April 20, 2010

Taxation Without Representation

"No taxation without representation" is a phrase that should be familiar to all Americans, as it harkens back to the Revoluntionary War in the late 1700s.  If you're a bit rusty on your U.S. history, the British colonialists in the newly-born United States of America were protesting taxes levied upon them by the British government, even though the colonies were not being represented in Parliament.  Seems fair enough, right?  You can tax us as long as we are represented and have a say in the allocation of said taxes.

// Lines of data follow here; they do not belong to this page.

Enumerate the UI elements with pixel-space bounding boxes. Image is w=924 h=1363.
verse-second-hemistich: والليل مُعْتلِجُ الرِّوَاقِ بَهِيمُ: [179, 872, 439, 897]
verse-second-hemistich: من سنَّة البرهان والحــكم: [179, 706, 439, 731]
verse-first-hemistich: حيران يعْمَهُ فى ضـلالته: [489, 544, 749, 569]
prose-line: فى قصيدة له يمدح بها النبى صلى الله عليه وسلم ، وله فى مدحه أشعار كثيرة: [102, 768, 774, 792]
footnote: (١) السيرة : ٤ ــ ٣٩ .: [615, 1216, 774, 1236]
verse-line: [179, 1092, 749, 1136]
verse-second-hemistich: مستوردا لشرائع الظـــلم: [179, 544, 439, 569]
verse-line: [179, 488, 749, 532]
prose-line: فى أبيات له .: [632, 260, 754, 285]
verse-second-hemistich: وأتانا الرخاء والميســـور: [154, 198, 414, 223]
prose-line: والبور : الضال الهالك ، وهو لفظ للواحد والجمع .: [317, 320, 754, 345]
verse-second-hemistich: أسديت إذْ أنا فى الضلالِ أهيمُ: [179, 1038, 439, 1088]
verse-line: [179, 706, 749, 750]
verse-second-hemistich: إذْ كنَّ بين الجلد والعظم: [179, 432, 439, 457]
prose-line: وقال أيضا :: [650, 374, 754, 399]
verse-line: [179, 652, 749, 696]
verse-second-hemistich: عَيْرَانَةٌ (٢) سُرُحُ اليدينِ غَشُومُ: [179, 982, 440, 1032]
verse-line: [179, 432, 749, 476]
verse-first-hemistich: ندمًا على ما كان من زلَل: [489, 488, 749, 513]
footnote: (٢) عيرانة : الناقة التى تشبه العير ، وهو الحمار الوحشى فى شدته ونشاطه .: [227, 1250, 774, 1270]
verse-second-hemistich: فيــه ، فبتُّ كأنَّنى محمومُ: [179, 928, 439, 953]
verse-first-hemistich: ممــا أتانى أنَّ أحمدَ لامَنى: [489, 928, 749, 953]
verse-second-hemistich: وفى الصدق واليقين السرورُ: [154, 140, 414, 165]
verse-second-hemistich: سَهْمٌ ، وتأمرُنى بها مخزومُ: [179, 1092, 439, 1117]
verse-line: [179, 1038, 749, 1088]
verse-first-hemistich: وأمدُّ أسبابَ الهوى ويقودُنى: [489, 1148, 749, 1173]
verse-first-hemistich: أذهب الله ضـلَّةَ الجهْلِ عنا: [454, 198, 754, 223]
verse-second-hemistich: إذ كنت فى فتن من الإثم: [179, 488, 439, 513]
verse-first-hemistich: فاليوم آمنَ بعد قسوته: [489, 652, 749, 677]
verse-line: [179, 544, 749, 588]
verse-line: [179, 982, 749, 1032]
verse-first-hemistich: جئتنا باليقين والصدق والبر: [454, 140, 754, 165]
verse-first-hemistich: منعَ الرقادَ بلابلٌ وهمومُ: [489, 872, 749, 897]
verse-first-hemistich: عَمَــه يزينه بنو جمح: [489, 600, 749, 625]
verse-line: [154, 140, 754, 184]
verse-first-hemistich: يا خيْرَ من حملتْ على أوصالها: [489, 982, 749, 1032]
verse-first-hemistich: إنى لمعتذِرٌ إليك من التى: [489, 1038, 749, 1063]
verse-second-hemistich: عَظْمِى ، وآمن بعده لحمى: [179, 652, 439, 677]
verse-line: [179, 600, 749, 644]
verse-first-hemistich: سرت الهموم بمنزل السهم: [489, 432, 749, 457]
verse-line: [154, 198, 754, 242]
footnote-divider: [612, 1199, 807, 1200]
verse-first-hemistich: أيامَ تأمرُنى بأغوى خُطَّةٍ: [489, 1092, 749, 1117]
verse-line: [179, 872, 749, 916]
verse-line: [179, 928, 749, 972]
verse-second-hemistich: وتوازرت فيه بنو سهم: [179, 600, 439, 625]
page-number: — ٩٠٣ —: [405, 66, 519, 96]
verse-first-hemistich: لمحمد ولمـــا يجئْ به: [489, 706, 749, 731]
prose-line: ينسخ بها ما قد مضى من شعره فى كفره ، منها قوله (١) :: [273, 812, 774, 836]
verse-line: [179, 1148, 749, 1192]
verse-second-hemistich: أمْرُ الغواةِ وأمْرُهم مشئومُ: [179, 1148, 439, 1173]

Unfortunately, as basic as this tenant seems, the District of Columbia does not have a voting representative in Congress.  The District is a federal territory, not a state; arguments for and against allowing the District to have a vote in Congress are met with constitutional and/or political challenges.  For years, the debate has raged on; residents of the District are taxed (trust me) by the local government as well as by the Federal government, yet we have no say in the Congressional branch of our government.  The slogan "Taxation Without Representation" is even printed on all DC license plates.

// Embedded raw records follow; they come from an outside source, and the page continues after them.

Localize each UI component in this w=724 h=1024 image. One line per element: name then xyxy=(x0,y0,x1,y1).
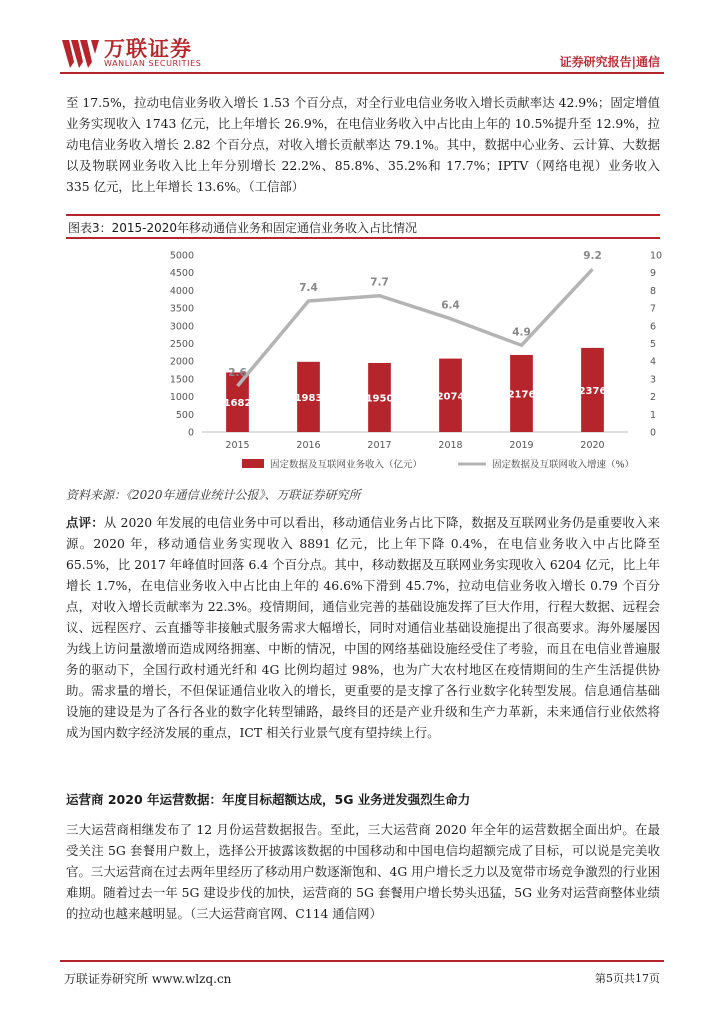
figure-title: 图表3：2015-2020年移动通信业务和固定通信业务收入占比情况 xyxy=(68,221,418,235)
bar-value-label: 1682 xyxy=(223,398,252,410)
y-right-tick-label: 2 xyxy=(650,392,657,404)
bar-value-label: 2376 xyxy=(578,385,607,397)
figure-top-rule xyxy=(66,214,660,216)
y-right-tick-label: 3 xyxy=(650,374,657,386)
x-tick-label: 2019 xyxy=(509,440,534,451)
x-tick-label: 2015 xyxy=(225,440,250,451)
y-left-tick-label: 1500 xyxy=(169,374,194,386)
comment-text: 从 2020 年发展的电信业务中可以看出，移动通信业务占比下降，数据及互联网业务仍是重要收入来源。2020 年，移动通信业务实现收入 8891 亿元，比上年下降 0.4%，在电信业务收入中占比降至 65.5%，比 2017 年峰值时回落 6.4 个百分点。其中，移动数据及互联网业务实现收入 6204 亿元，比上年增长 1.7%，在电信业务收入中占比由上年的 46.6%下滑到 45.7%，拉动电信业务收入增长 0.79 个百分点，对收入增长贡献率为 22.3%。疫情期间，通信业完善的基础设施发挥了巨大作用，行程大数据、远程会议、远程医疗、云直播等非接触式服务需求大幅增长，同时对通信业基础设施提出了很高要求。海外屡屡因为线上访问量激增而造成网络拥塞、中断的情况，中国的网络基础设施经受住了考验，而且在电信业普遍服务的驱动下，全国行政村通光纤和 4G 比例均超过 98%，也为广大农村地区在疫情期间的生产生活提供协助。需求量的增长，不但保证通信业收入的增长，更重要的是支撑了各行业数字化转型发展。信息通信基础设施的建设是为了各行各业的数字化转型铺路，最终目的还是产业升级和生产力革新，未来通信行业依然将成为国内数字经济发展的重点，ICT 相关行业景气度有望持续上行。 xyxy=(66,515,661,740)
comment-label: 点评： xyxy=(66,515,104,530)
y-left-tick-label: 4500 xyxy=(169,268,194,280)
y-right-tick-label: 4 xyxy=(650,356,657,368)
bar-value-label: 1950 xyxy=(365,393,394,405)
page-number: 第5页共17页 xyxy=(595,972,660,985)
brand-name-en: WANLIAN SECURITIES xyxy=(104,59,202,68)
bar-value-label: 2176 xyxy=(507,389,536,401)
line-value-label: 6.4 xyxy=(441,299,460,312)
legend-swatch-bar xyxy=(242,459,264,468)
body-paragraph-1: 至 17.5%，拉动电信业务收入增长 1.53 个百分点，对全行业电信业务收入增长贡献率达 42.9%；固定增值业务实现收入 1743 亿元，比上年增长 26.9%，在电信业务收入中占比由上年的 10.5%提升至 12.9%，拉动电信业务收入增长 2.82 个百分点，对收入增长贡献率达 79.1%。其中，数据中心业务、云计算、大数据以及物联网业务收入比上年分别增长 22.2%、85.8%、35.2%和 17.7%；IPTV（网络电视）业务收入 335 亿元，比上年增长 13.6%。（工信部） xyxy=(66,95,660,194)
y-right-tick-label: 8 xyxy=(650,285,657,297)
line-value-label: 4.9 xyxy=(512,326,531,339)
combo-chart xyxy=(66,243,663,481)
figure-title-rule xyxy=(66,237,660,239)
y-left-tick-label: 4000 xyxy=(169,285,194,297)
comment-paragraph xyxy=(66,512,660,743)
y-left-tick-label: 3500 xyxy=(169,303,194,315)
y-left-tick-label: 2500 xyxy=(169,339,194,350)
x-tick-label: 2017 xyxy=(367,440,392,451)
footer-divider xyxy=(60,960,664,962)
bar-value-label: 2074 xyxy=(436,391,465,403)
legend-label-bar: 固定数据及互联网业务收入（亿元） xyxy=(270,459,423,471)
footer-source: 万联证券研究所 www.wlzq.cn xyxy=(64,972,232,986)
header-divider xyxy=(60,72,664,74)
legend-label-line: 固定数据及互联网收入增速（%） xyxy=(492,459,635,471)
y-right-tick-label: 7 xyxy=(650,303,657,315)
line-value-label: 7.7 xyxy=(370,276,389,289)
y-right-tick-label: 5 xyxy=(650,339,657,350)
y-right-tick-label: 9 xyxy=(650,268,657,280)
brand-name-cn: 万联证券 xyxy=(104,37,192,61)
brand-logo-icon xyxy=(62,38,100,70)
figure-source: 资料来源：《2020年通信业统计公报》、万联证券研究所 xyxy=(66,488,361,502)
y-left-tick-label: 5000 xyxy=(169,250,194,262)
x-tick-label: 2018 xyxy=(438,440,463,451)
y-left-tick-label: 2000 xyxy=(169,356,194,368)
line-value-label: 9.2 xyxy=(583,250,602,263)
y-left-tick-label: 500 xyxy=(175,409,194,421)
y-right-tick-label: 1 xyxy=(650,409,657,421)
bar-value-label: 1983 xyxy=(294,392,323,404)
x-tick-label: 2020 xyxy=(580,440,605,451)
y-right-tick-label: 6 xyxy=(650,321,657,333)
line-value-label: 7.4 xyxy=(299,282,318,295)
body-paragraph-3: 三大运营商相继发布了 12 月份运营数据报告。至此，三大运营商 2020 年全年的运营数据全面出炉。在最受关注 5G 套餐用户数上，选择公开披露该数据的中国移动和中国电信均超额完成了目标，可以说是完美收官。三大运营商在过去两年里经历了移动用户数逐渐饱和、4G 用户增长乏力以及宽带市场竞争激烈的行业困难期。随着过去一年 5G 建设步伐的加快，运营商的 5G 套餐用户增长势头迅猛，5G 业务对运营商整体业绩的拉动也越来越明显。（三大运营商官网、C114 通信网） xyxy=(66,822,660,921)
line-series xyxy=(238,269,593,386)
y-right-tick-label: 0 xyxy=(650,427,657,439)
y-right-tick-label: 10 xyxy=(650,250,663,262)
section-title: 运营商 2020 年运营数据：年度目标超额达成，5G 业务迸发强烈生命力 xyxy=(66,792,471,807)
report-type: 证券研究报告|通信 xyxy=(559,55,660,69)
line-value-label: 2.6 xyxy=(228,366,247,379)
x-tick-label: 2016 xyxy=(296,440,321,451)
y-left-tick-label: 0 xyxy=(187,427,194,439)
y-left-tick-label: 1000 xyxy=(169,392,194,404)
y-left-tick-label: 3000 xyxy=(169,321,194,333)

Recently, it seemed like we were on the verge of a Congressional vote becoming a reality; a bill was presented in the House of Representatives concerning placing a voting delegate in Congress.  However, today we learned, according to Representative Steny Hoyer (D-MD), that the proposed DC-voting rights bill will be pushed back until another session of Congress.  You can read the article from Roll Call newspaper here.  While Representative Hoyer says that he is "extraordinarily disappointed" that the bill has been pushed back, there was an attachment to the bill regarding DC gun laws which caused a high level of controversy (the rider to the bill would have decreased the regulations of the DC gun laws).  Sad day for DC, but life goes on.